A. LE RENVOI AUX ORDONNANCES

 Le Sénat avait supprimé, en première lecture, les articles 27, 28 et 29 qui avaient pour objet d'habiliter le Gouvernement, en application de l'article 38 de la Constitution, à prendre par ordonnances les mesures relatives à :

- la transposition de certaines dispositions de la directive 2011/62/UE du 8 juin 2011 ;

- l'harmonisation au sein du code de la santé publique des sanctions administratives et pénales avec les dispositions prévues par le présent projet de loi ;

- l'extension et l'adaptation de la loi à Wallis-et-Futuna et, en tant que ses dispositions relèvent des compétences de l'Etat, à la Nouvelle-Calédonie et à la Polynésie française.

L'Assemblée nationale a rétabli ces trois articles, mais ramené de quatre à trois mois le délai de dépôt du projet de loi de ratification à compter de la publication de chaque ordonnance.
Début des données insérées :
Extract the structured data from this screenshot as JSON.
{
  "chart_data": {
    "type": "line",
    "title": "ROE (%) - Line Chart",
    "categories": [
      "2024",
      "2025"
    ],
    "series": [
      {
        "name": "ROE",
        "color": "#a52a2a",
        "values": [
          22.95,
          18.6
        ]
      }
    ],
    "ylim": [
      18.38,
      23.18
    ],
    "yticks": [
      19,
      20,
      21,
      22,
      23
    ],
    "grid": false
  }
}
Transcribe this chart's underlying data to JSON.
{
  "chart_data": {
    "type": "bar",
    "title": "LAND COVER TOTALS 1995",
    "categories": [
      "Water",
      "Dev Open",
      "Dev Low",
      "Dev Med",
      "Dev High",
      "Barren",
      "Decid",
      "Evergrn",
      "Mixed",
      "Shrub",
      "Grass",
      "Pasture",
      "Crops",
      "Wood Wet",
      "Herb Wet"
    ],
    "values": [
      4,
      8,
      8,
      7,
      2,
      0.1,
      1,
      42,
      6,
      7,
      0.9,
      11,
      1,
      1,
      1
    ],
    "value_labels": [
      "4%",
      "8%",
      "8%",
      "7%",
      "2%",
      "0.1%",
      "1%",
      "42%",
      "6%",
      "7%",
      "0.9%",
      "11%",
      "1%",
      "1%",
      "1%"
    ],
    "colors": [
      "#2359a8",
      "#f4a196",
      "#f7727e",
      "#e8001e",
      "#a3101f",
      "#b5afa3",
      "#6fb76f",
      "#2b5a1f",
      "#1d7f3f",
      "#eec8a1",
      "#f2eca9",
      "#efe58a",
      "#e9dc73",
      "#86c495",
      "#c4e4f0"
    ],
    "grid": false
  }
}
Votre rapporteur reste néanmoins opposé à cette forme de dessaisissement du Parlement que constitue le recours à l'article 38 de la Constitution lorsque celui-ci n'est pas pleinement justifié.

B. LES DISPOSITIONS TRANSITOIRES

Concernant les dispositions transitoires prévues à l'article 30, deux changements importants ont été introduits.

 Le premier vise à avancer au 1er janvier 2012 l'entrée en vigueur de l'article 9 bis. Cependant, dans le même temps, l'Assemblée nationale a modifié cet article afin de renvoyer sa mise en oeuvre à la publication d'un décret en Conseil d'Etat. Il est particulièrement regrettable, sur cette disposition centrale du projet de loi, d'afficher une position de principe ambitieuse à l'article 30 tout en se laissant des marges de manoeuvre par le renvoi à des dispositions réglementaires dont on peut craindre qu'elles n'interviendront pas tout de suite. La position du Sénat était à la fois plus simple, plus sincère et plus respectueuse des entreprises : sans renvoyer à un hypothétique décret, elle laissait aux entreprises une année pour se préparer aux changements d'ampleur qu'apporte l'article 9 bis.

 L'Assemblée nationale a également modifié le paragraphe IX, introduit par le Sénat et qui prévoyait que la Haute Autorité de santé (HAS) remette au Parlement un rapport sur les dispositifs médicaux. L'Assemblée nationale estime que c'est à l'agence en charge de la sécurité du médicament de produire ce rapport. Cette position est contestable : si l'agence est en effet compétente en matière de dispositifs médicaux, elle agit au cas par cas tandis que la HAS a une vision d'ensemble de la législation applicable à ces produits.